Since early 2000, Europe’s telecoms have seen their market cap collapse six-fold to $270 billion.

“We strongly believe that M&A can draw attention to a completely forgotten equity sector,” said Fabio Caldato, portfolio manager at investment company AcomeA SGR.

“We’re building the position. There may be cross-border M&A that finally reduces competition and raises margins for telecom operators,” he added.

Vodafone this week announced exclusive talks to sell its Italian arm to Swisscom for 8 billion euros ($8.7 billion), adding to other potential transactions in the making.

Mediobanca Securities analyst Fabio Pavan said the deal “was a step in the right direction” as it would create a group with a more than 30% share in both fixed and mobile markets in Italy, home to the European Union’s third largest population.

“The telecom sector continues to show a strong need for remedies; M&A is the only effective one, opening a virtuous cycle of price-ups,” Pavan also said.

The sector has been plagued by many players fighting for market share, while facing costly network upgrades to meet growing demand for data.
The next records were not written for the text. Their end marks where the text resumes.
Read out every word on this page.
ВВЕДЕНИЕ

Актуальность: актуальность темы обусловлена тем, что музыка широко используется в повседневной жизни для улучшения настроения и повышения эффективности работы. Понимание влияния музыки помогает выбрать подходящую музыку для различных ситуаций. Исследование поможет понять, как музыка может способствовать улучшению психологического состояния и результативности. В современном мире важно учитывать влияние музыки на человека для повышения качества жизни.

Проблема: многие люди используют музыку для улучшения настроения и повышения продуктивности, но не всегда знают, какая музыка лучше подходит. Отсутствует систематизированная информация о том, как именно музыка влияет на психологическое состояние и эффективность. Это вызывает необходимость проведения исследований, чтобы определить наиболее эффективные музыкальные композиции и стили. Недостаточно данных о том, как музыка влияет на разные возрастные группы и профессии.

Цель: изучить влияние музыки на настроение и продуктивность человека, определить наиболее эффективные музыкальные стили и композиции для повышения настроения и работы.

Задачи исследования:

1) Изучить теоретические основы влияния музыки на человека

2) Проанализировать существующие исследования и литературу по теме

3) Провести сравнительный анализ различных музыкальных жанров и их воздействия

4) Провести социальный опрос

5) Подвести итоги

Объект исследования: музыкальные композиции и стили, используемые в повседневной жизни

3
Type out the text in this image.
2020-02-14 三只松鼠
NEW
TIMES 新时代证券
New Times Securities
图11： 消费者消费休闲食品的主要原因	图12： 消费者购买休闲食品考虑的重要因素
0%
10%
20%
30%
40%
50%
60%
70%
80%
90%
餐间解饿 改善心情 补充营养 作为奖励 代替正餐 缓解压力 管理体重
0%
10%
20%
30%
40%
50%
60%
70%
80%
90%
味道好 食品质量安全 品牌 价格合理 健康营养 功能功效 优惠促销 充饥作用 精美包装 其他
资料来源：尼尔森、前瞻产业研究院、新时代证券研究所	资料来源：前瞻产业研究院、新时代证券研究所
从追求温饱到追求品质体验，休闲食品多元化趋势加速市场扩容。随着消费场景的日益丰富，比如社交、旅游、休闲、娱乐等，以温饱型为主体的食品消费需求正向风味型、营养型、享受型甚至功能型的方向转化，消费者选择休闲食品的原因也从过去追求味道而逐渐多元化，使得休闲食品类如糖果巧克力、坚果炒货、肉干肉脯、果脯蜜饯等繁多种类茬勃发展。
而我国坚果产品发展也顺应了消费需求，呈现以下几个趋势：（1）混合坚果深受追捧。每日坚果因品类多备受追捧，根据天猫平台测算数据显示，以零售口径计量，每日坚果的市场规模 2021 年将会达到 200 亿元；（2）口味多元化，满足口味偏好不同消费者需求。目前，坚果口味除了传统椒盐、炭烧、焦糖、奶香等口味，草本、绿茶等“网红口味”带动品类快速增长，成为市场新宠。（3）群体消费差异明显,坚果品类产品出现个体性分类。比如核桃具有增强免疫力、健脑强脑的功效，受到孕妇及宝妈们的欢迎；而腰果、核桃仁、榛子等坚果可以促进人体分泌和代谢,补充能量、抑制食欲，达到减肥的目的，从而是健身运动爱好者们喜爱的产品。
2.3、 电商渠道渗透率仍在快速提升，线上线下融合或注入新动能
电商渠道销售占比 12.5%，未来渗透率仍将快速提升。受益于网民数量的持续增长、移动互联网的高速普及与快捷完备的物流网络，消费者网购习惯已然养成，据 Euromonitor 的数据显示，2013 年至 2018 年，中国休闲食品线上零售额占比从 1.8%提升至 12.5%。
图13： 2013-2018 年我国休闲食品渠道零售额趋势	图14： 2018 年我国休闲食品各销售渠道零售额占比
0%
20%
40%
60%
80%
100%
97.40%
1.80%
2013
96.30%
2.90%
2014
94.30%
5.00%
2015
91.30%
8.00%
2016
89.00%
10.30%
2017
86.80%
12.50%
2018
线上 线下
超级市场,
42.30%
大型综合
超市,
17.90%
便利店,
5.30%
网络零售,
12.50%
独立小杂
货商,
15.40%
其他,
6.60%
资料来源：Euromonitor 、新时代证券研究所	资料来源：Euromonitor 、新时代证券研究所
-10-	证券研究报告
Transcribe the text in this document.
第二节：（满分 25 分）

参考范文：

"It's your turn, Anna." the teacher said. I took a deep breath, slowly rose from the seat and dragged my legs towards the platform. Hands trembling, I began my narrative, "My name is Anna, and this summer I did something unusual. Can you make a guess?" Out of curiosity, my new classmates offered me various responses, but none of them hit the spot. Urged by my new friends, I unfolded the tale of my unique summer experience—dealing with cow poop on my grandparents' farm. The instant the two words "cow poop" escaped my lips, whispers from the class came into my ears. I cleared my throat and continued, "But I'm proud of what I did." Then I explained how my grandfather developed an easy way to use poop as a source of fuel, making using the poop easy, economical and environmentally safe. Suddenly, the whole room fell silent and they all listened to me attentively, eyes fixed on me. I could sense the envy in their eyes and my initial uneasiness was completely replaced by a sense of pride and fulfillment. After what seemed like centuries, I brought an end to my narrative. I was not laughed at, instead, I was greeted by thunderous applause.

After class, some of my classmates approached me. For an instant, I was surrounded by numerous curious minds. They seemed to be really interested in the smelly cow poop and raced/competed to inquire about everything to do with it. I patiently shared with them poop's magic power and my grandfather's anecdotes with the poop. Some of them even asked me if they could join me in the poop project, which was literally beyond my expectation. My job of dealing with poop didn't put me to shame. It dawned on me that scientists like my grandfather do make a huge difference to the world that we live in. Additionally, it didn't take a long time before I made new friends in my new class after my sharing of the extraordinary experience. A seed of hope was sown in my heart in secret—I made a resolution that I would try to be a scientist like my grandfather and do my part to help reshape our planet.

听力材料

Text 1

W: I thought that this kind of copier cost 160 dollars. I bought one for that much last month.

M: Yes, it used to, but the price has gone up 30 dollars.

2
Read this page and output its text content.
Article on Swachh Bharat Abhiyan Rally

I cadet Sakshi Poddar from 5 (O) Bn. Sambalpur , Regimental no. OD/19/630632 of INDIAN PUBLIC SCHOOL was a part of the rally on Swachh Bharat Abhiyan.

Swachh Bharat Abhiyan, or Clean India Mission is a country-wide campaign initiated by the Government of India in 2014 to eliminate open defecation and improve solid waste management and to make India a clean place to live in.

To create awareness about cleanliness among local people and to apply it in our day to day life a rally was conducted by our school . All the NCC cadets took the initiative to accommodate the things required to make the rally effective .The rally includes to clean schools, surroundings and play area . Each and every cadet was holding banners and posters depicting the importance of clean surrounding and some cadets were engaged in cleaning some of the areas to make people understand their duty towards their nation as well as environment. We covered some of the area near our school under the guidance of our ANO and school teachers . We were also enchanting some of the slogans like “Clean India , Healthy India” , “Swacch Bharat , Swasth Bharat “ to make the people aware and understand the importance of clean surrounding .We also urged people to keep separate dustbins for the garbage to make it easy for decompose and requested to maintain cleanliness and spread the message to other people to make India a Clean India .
Analysts say industry consolidation could end price wars, allow companies to cut admin costs, and get synergies by sharing technology and infrastructure.

Telecom Italia is selling its fixed-line network to private equity investor KKR for up to 22 billion euros in “game-changing” deal BofA analysts believe will help the Italian group “remove the shackles of debt”.

Orange and MasMovil got Brussels’ conditional clearance in February for their 18.6 billion euro tie-up in Spain, while unlisted telecoms group Iliad took a $1.3-billion stake in Sweden’s Tele2, as its top investor, French billionaire Xavier Niel, seeks to push consolidation.

Caldato said the French, Spanish, Italian and British telecoms markets could offer opportunities, especially where companies have done most of the capex to upgrade their networks.

A European Commission document suggested regulators may loosen merger rules, although antitrust chief Margrethe Vestager in Brussels said last week such a move was not under consideration.

Investors are still chronically underweight European telecoms, but data from Morgan Stanley on funds with a combined $1.2 trillion in assets has shown positioning is on the rise. The percentage of global funds overweight telecoms has reached 31%, the highest level since at least December 2013.

In the past year, European telecoms have lost 8%, logging a 17 percentage-point underperformance relative to the region-wide STOXX 600 index. On a forward PE basis, they trade at a 7% discount to the market, according to LSEG data.